You have apparently useless genes in your genetic code as well.
These regex's are generated with genetic programming techniques, so they are not guaranteed to be an optimal solution, just a good (by the metric of working) one.
The optimizations are great to apply to an end result, but the Genetic Programming process probably won't benefit from the expressions being optimized 'along the way' because some of the 'junk' subexpressions allow for more robustness in the face of the genetic operators.
Putting it another way, your highly optimized version (4) is likely to be much more brittle to small 'defects' than (1).
Actually, the last point can be overstated, because the optimizations he applied created a functionally equivalent state machine to the non-optimized version.
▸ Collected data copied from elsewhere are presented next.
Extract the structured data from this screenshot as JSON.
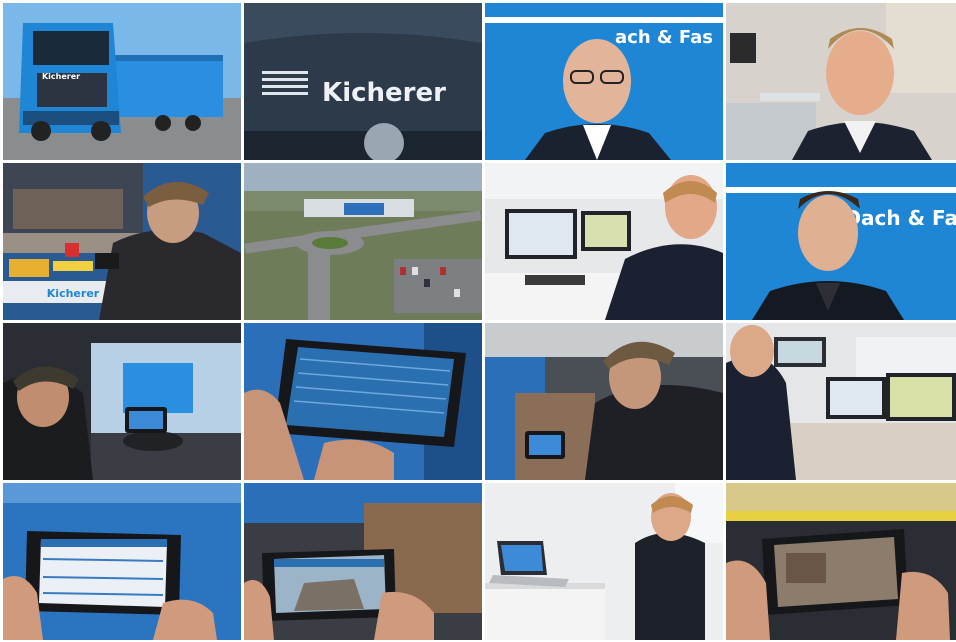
{
  "collage": {
    "tiles": [
      {
        "id": "truck-front-blue",
        "text": "Kicherer"
      },
      {
        "id": "truck-grille-logo",
        "text": "Kicherer"
      },
      {
        "id": "man-glasses-blue-sign",
        "text": "ach & Fas"
      },
      {
        "id": "man-smiling-office",
        "text": ""
      },
      {
        "id": "driver-cap-at-trailer",
        "text": "Kicherer"
      },
      {
        "id": "aerial-roundabout",
        "text": ""
      },
      {
        "id": "man-at-monitors",
        "text": ""
      },
      {
        "id": "young-man-blue-sign",
        "text": "Dach & Fa"
      },
      {
        "id": "driver-in-cab-tablet",
        "text": ""
      },
      {
        "id": "tablet-list-closeup",
        "text": ""
      },
      {
        "id": "driver-tablet-in-trailer",
        "text": ""
      },
      {
        "id": "man-dispatch-desk",
        "text": ""
      },
      {
        "id": "tablet-held-hands",
        "text": ""
      },
      {
        "id": "phone-photo-cargo",
        "text": ""
      },
      {
        "id": "man-laptop-desk",
        "text": ""
      },
      {
        "id": "tablet-photo-hands",
        "text": ""
      }
    ]
  },
  "colors": {
    "brand_blue": "#1f86d6",
    "dark": "#1d1f24",
    "sky": "#6fb3ea"
  }
}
If it overfitted, the original GA-generated algorithm overfitted as well.
My "optimizations" were trivial, in that they don't change the behavior of the regex at all, they just simplify it. As khafra points out, they are equivalent.
I also wasn't trying to say those simplifications should be applied between iterations of the algorithm, only at the end.
Understood - and I was just making the observation that the expressions produced during the process were junky in a way that's characteristic of the way they are evolving : Mixing together two honed expressions would produce much more extreme deviations in 'children' than the offspring of two of these hairy expressions.
Not only are the expressions tending to get more accurate with each generation, but their degree of 'evolvability' is also being selected for.
- find "small" regex that defines the language for the example — hard problem
- minimize the regex (the language stays the same) — can be solved efficiently
It's also got a useless non-capturing group and lookahead.